The reliance of P&G on Wal-Mart for distribution is also another weakness. This implies that any decreases in Wal-Mart’s revenue in China or market share are likely to trigger a loss for P&G China (Johnson, Christensen, & Kagermann, 2008). In addition, the overreliance might result in loss of bargaining power against Wal-Mart subsidiaries in China.


The first opportunity for P&G China is the well-defined market niche and just in time manufacturing ability (Johnson, Christensen, & Kagermann, 2008). The Chinese market is well defined with few key players. The second strength is the trade barriers imposed by the Chinese market. Trade barriers have been historically recognized to be the biggest threat for most global businesses. The Chinese government has imposed restrictive policies that tend to scare investors. These barriers prevent the entrance of other corporations, giving P&G a vast playing field (Kumar, Massie, & Dumonceaux, 2006).
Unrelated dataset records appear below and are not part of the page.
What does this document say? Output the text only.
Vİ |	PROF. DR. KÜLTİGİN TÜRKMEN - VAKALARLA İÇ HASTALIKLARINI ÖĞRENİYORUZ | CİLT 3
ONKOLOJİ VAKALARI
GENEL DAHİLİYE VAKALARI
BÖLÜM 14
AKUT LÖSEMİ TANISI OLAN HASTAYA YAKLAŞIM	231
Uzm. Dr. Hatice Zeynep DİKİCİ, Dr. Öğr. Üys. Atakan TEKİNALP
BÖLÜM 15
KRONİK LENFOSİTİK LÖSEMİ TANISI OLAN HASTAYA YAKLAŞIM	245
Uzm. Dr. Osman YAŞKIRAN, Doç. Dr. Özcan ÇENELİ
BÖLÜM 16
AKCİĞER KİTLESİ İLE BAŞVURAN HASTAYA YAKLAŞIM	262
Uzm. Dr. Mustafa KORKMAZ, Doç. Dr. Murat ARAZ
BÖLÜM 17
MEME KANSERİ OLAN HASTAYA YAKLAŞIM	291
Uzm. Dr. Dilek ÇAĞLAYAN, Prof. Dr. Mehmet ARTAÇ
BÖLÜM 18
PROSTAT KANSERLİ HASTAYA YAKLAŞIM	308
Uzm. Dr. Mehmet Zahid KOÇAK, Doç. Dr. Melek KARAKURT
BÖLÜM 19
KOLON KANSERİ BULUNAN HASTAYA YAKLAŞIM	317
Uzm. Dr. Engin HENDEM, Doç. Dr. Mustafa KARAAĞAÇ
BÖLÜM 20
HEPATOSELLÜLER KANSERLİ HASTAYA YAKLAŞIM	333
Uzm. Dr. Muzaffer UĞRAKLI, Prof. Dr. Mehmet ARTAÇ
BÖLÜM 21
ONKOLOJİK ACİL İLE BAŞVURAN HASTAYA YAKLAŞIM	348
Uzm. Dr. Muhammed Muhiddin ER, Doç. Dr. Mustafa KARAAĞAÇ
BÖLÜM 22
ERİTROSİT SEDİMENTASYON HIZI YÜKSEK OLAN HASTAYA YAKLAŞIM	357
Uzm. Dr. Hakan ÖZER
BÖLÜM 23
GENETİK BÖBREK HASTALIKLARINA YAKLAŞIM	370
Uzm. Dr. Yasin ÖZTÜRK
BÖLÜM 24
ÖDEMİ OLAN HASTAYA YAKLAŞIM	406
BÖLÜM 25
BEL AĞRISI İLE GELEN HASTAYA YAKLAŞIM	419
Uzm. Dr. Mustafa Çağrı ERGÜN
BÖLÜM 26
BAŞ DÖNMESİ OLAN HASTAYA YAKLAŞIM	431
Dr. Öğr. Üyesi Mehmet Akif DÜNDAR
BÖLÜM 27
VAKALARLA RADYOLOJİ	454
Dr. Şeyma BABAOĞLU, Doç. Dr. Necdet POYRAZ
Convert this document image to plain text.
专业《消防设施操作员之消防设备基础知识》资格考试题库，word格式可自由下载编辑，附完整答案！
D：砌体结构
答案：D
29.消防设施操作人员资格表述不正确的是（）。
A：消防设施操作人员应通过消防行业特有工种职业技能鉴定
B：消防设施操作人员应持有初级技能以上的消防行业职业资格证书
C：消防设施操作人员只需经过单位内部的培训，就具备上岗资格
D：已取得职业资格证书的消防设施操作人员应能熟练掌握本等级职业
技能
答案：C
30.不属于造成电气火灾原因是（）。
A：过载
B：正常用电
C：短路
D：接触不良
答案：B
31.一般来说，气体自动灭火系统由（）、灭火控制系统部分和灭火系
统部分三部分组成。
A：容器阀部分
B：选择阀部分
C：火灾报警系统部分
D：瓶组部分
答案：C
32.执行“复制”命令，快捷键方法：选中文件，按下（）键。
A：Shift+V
The political protection of the local industries offered by the Chinese government is a threat to P&G. Because P&G is not a Chinese company, it might be subjected to competition against rival companies (Varadarajan, DeFanti, & Busch, 2006). Because of political protection, the majority of Chinese local companies sell products at low prices. As such, many Chinese people would choose local substitutes instead of products of P&G despite the good portfolio and brands established by the company (Gupta & Govindarajan, 2001).


Procter & Gamble, as global leading fast moving company, has made significant strides in business development. China is one of the developing nations with significant potential business opportunity in the consumption of the daily goods. The success of P&G in China lies in its clear strategic business management of multi-categories and multi-brands, which decreases the likelihood of new entrants. The multi-branding strategy helps in preventing fast moving consumers from choosing products of competitors. However, by providing broad categories and brands, the trust and confidence of consumers in entire product line of P&G would decline when one brand faces challenges.